В изображении четвертого евангелиста сцена допроса является как бы прологом или экспозицией последующей судебной драмы. Когда иудеи привели Иисуса к Пилату, последний вышел к ним и спросил: «В чём вы обвиняете Человека Сего?» Они ответили: «Если бы Он не был злодей, мы не предали бы Его тебе». Этот нелепый ответ иудеев объясняется желанием их вынудить Пилата заявить им: «Возьмите Его вы и по закону вашему судите Его», дабы они могли возразить ему: «Нам не позволено предавать смерти никого». Это замечание было нужно евангелисту для того, чтобы напомнить, что Иисус некогда предсказал, какою смертью он умрет: он говорил (12:32; 8:28), что он, сын человеческий, «вознесен будет от земли», ибо иудейская юстиция не предусматривала распятия преступников на кресте, а за такое преступление, в котором обвинялся Иисус, полагалось по закону иудейскому побивать осужденного камнями (Лев. 24:16, 23). Далее Пилат, по словам четвертого евангелиста, возвращается опять в преторию к Иисусу и — столь же отрывисто и кратко, как у синоптиков, — спрашивает его, он ли царь Иудейский? Однако мы недоумеваем, как мог Пилат предложить такой вопрос Иисусу, если иудеи еще не успели сказать Пилату, в чём именно они обвиняют Иисуса. Стало быть, здесь кончается экспозиция, имевшая целью мотивировать распятие Иисуса на кресте указанием на то, что иудеи не имели права приговаривать преступников к смерти, и начинается другая часть описания допроса, которая имеет целью осветить супранатуральную природу царства и достоинства Иисуса и которая завершается вопросом Пилата: «Что есть истина?» Тут Иисус заявляет, что он — «царь», ибо родился и пришел в мир, чтобы «свидетельствовать об истине», после чего Пилат его и вопрошает: «Что есть истина?» — как иудеи раньше, когда Иисус говорил о «вознесении Сына Человеческого», спрашивали его: «Кто этот Сын Человеческий?» (12:32–34; 8:28). Следовательно, вопрос Пилата есть один из тех недоуменных и недомысленных вопросов, при помощи которых четвертый евангелист оттеняет и подчеркивает величие и возвышенный характер идей и изречений своего Христа; кроме того, понятие «истины» относится к числу основных идей Иоаннова евангелия, как понятие «Сына Человеческого» является одним из основных понятий христианства вообще.

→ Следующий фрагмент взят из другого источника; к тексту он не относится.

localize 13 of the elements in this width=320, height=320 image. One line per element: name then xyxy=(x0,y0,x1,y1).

После изложенного выше собеседования Пилат снова выходит к иудеям и, по словам четвертого евангелиста, заявляет им, что не нашел никакой вины за Иисусом. Это заявление мотивировано здесь, в четвертом евангелии, лучше, чем в рассказе Луки, где Пилат после краткого утвердительного ответа Иисуса тотчас убеждается, что Иисус невиновен.
Впрочем, заявление Пилата о невиновности Иисуса сформулировано четвертым евангелистом по тексту Луки; у обоих первых евангелистов оно приводится в ином месте и сформулировано вообще иначе: у них в данном месте говорится о Варавве, тогда как у Иоанна Варавва упоминается после вышеприведенного заявления Пилата, а у Луки — после некоторой вводной сцены; вообще же следует признать эпизод с Вараввой, столь крепко укоренившийся в древнехристианском предании, эпизодом историческим. Но весьма сомнительно, действительно ли хотел Пилат, как утверждают евангелисты, воспользоваться обычаем иудеев в праздник пасхи амнистировать («отпустить») одного из осужденных на смерть преступников, чтобы апеллировать к беспристрастию народа против фанатического духовенства, рассчитывал ли он добиться освобождения Иисуса, противопоставляя ему разбойника и убийцу, — и настоятельно ли он добивался этого. Немыслимо, затем, и сообщение о том, что Пилат, не достигнув своей цели, умыл демонстративно («перед народом») свои руки в удостоверении невинности Иисуса и заявил, что он, Пилат, невиновен в пролитии крови «Праведника Сего», и возложил ответственность за смерть его на иудеев. Трудно поверить и тому, чтобы весь собравшийся народ на это заявил: «Кровь Его на нас и на детях наших». Эти детали сообщаются лишь в первом евангелии и, очевидно, создались всецело на почве позднейших представлений христиан, которые в последующем разгроме государства и народа иудейского усматривали кару, постигшую «детей» за пролитую их «отцами» кровь Иисуса, и которые Пилату приписали свое собственное желание во что бы то ни стало засвидетельствовать невиновность Иисуса каким-нибудь официальным актом: Пилат едва ли мог настолько заинтересоваться судьбой мечтателя-иудея, каким он в лучшем случае считал Иисуса, чтобы подобным умовением рук своих обнаружить собственную слабость и робость и признаться, что он побоялся спасти от казни невинно осужденного человека.